The difference between the outstanding balance on their mortgage and the home’s actual selling price — usually tens of thousands of dollars in forgiven debt — counted as taxable income in 2014.
But, in its typical end-of-the-year flurry of appropriations, the U.S. Congress extended tax relief for mortgage debt forgiveness one more year.
Contained in the Tax Increase Prevention Act of 2014, the tax break for forgiven debt on short sales and mortgage modifications now extends retroactively through the end of 2014.
Jacksonville Realtor Sherrie Braxton, who specializes in short sales, followed the bill’s December progress closely.
“Hell yes, they need (the relief.) They don’t have the money to pay that tax,” she said.
The health of the Jacksonville real estate market turned a corner in 2014, from one dominated by short sales and mortgage modifications, to one that saw a return to more traditional sales, said Valerie Saunders, immediate past president of the Florida Association of Mortgage Professionals.
There are still a lot of homes in the growth-heavy states of Florida, Texas and California that continue to have foreclosures, though. So, the tax relief still matters.
“There still are a lot of consumers who owe more than the house is worth and have no alternative,” Saunders said. “Until we get to the point where property values are higher than what we owe, we’ll continue to see these problems.”
The tax break on mortgage debt forgiveness was put into place during the subprime mortgage crisis.

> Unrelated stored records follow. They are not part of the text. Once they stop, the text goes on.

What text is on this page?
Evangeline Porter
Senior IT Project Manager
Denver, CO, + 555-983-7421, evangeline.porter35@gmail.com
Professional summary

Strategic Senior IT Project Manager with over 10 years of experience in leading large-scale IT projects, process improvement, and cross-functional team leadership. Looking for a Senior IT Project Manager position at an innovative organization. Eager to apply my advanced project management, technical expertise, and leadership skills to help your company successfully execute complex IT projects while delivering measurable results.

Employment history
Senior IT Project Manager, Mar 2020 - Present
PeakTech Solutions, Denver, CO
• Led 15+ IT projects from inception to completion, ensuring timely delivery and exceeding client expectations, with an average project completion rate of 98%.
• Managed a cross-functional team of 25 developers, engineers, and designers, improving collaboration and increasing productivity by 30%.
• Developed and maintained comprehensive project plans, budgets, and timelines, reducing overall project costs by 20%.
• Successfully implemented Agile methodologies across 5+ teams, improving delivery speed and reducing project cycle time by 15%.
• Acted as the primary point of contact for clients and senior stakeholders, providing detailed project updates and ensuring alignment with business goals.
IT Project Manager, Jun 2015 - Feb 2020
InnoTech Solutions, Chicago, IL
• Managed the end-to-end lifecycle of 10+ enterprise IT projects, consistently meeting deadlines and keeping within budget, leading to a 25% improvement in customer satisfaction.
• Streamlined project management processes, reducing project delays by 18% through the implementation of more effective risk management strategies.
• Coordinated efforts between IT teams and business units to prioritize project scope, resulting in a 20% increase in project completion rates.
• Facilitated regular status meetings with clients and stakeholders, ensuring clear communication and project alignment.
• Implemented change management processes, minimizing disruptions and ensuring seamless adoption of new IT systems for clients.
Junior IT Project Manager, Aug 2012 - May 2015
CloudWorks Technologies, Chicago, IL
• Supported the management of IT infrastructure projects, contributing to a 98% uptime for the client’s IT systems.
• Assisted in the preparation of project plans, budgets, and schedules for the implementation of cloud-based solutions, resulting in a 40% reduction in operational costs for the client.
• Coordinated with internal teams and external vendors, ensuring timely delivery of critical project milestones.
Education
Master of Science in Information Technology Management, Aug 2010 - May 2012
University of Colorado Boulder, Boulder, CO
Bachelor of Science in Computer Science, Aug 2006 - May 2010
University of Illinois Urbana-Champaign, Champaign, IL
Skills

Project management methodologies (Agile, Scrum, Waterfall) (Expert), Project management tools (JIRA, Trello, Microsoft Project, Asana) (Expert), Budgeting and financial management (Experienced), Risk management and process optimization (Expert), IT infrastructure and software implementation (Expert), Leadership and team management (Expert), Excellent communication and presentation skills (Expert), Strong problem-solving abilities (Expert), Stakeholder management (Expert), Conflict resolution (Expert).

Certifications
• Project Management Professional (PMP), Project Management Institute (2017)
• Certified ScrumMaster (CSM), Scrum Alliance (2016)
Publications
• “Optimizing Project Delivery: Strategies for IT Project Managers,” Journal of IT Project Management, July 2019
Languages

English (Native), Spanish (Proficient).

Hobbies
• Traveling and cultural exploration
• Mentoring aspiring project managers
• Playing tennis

It originally was supposed to expire in 2008, Saunders said. But it was extended to 2009, then 2012, and then 2013.
“It was a case where the government heard from constituents,” she said, “and a testament to the importance of federal legislation.”
A few years ago practically every home purchase Saunders saw was a short sale. In 2014, she had very few. She saw a definite drop in short sales around the second quarter of 2014.
But, there are still plenty homes purchased at the top of the market that are underwater, she said. Saunders herself bought one. It’s possible there were some short sales that didn’t occur in 2014 because the tax break disappeared, she said.
And an IRS tax lien, once incurred, attaches to everything.
“They can freeze accounts and garnish wages,” Saunders said. “There is no judgment protection. You’re almost forced to file for bankruptcy.”